Segundo a pediatra Alana Zorzan, cofundadora da plataforma Mini Löwe, bebês com menos de 6 meses não devem ser expostos diretamente ao sol. “A pele do bebê é imatura e muito sensível. A recomendação é evitar completamente a exposição direta, priorizando sempre a sombra”, explica. Em passeios inevitáveis, a orientação é utilizar carrinhos com capa de proteção UV, chapéus, guarda-sol com fator de proteção acima de 50 e roupas leves, porém compridas.

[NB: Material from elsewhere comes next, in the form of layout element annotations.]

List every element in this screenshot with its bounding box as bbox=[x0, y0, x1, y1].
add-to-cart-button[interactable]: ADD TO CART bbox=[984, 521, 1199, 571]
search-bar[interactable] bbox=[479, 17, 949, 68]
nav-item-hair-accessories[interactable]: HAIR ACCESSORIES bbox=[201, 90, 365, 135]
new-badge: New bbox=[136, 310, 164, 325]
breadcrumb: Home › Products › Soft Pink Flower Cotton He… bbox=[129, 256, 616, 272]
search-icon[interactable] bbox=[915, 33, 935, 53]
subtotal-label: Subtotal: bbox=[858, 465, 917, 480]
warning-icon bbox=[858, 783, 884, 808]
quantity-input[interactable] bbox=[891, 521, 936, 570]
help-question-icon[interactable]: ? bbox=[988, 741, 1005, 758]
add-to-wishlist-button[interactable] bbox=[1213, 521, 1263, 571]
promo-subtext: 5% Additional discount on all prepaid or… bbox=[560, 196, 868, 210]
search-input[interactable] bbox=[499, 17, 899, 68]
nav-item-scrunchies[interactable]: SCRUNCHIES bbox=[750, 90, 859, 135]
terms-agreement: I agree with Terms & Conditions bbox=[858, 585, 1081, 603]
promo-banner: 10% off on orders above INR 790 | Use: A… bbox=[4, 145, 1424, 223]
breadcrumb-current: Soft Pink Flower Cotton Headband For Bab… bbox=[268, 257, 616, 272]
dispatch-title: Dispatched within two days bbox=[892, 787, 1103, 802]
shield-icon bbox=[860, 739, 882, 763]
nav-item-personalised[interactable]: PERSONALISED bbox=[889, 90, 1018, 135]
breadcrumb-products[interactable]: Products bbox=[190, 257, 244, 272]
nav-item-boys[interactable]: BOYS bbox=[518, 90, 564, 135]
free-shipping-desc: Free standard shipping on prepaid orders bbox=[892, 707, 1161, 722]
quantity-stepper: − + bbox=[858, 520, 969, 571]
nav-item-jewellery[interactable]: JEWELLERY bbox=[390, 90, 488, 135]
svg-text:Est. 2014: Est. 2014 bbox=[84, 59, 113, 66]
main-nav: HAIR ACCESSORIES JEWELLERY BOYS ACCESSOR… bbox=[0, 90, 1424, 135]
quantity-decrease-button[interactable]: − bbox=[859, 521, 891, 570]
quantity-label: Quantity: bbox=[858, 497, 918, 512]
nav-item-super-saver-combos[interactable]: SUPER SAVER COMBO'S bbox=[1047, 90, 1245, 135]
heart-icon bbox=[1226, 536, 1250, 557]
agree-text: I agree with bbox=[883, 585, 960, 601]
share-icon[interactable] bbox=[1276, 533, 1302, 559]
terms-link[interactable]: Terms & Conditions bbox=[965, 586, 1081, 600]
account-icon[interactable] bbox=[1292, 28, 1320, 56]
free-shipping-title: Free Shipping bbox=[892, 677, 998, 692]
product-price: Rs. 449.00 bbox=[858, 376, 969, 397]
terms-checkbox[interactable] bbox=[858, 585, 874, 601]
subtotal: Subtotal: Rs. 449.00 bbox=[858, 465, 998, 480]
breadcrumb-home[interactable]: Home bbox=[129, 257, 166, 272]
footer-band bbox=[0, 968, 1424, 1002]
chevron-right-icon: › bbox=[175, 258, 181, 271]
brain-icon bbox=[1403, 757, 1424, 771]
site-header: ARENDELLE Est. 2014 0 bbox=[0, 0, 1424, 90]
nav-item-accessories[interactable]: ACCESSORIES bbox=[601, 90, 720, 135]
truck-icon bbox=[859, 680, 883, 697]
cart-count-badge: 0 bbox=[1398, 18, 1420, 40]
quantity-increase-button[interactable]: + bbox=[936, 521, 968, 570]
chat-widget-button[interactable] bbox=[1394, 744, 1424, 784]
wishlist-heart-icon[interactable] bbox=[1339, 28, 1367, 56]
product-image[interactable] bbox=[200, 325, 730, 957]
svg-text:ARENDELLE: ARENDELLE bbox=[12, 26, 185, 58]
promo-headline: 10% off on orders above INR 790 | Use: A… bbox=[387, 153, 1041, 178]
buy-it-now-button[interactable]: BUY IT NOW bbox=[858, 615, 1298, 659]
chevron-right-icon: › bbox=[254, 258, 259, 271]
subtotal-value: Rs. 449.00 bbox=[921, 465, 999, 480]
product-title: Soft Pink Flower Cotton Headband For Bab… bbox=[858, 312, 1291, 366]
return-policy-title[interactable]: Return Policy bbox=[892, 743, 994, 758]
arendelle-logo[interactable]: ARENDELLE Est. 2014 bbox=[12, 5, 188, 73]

A partir dos 6 meses, a criança já pode se expor ao sol, mas os cuidados continuam sendo regra. Horários mais seguros, antes das 10h e após as 16h, são fundamentais, assim como o uso de roupas com proteção UV, chapéus de abas largas e óculos de sol adequados. “O protetor solar deve ser aplicado antes da exposição e reaplicado a cada duas horas, ou após entrar na água, suar muito ou se secar com a toalha”, orienta a pediatra. O FPS recomendado varia entre 30 e 50, com preferência para fórmulas indicadas para peles sensíveis. Em crianças com pele mais reativa ou atópica, os filtros físicos seguem sendo a melhor opção.

Alana Zorzan explica que os filtros físicos, feitos à base de minerais como óxido de zinco e dióxido de titânio, criam uma barreira na pele que reflete os raios solares e, por isso, são mais indicados para bebês e crianças pequenas. “A partir dos 6 meses, já podem ser usados filtros químicos ou híbridos, desde que a pele tolere bem. Mas, em caso de sensibilidade, o físico ainda é o mais seguro”, afirma.

Mesmo atentos, muitos pais acabam cometendo erros comuns no dia a dia. Entre os mais frequentes estão esquecer a reaplicação do protetor, não passar o produto em regiões como orelhas, pés e mãos, aplicar o protetor e se expor ao sol imediatamente e dispensar a proteção em dias nublados, quando a radiação ultravioleta continua presente.

A dermatologista Paola Janina Ledesma destaca que o uso do protetor solar é essencial, mas algumas reações podem ocorrer, geralmente de forma leve e passageira. “Vermelhidão leve, ardor, coceira ou pequenas bolinhas são reações comuns, muitas vezes associadas a fragrâncias, conservantes ou à textura do produto”, explica. Também podem surgir ardência nos olhos e brotoejas, especialmente em dias muito quentes ou quando o produto escorre durante as atividades ao ar livre.

Segundo a especialista, os pais devem procurar um dermatologista quando houver vermelhidão intensa ou persistente por mais de 48 horas, coceira importante, inchaço, formação de bolhas, dor ou ardor que impeçam o uso do produto, ou ainda reações recorrentes sempre que o mesmo protetor é aplicado. “O dermatologista pode orientar a escolha da melhor fórmula e ajustar a rotina de cuidados, garantindo segurança e conforto para a criança”, afirma a médica.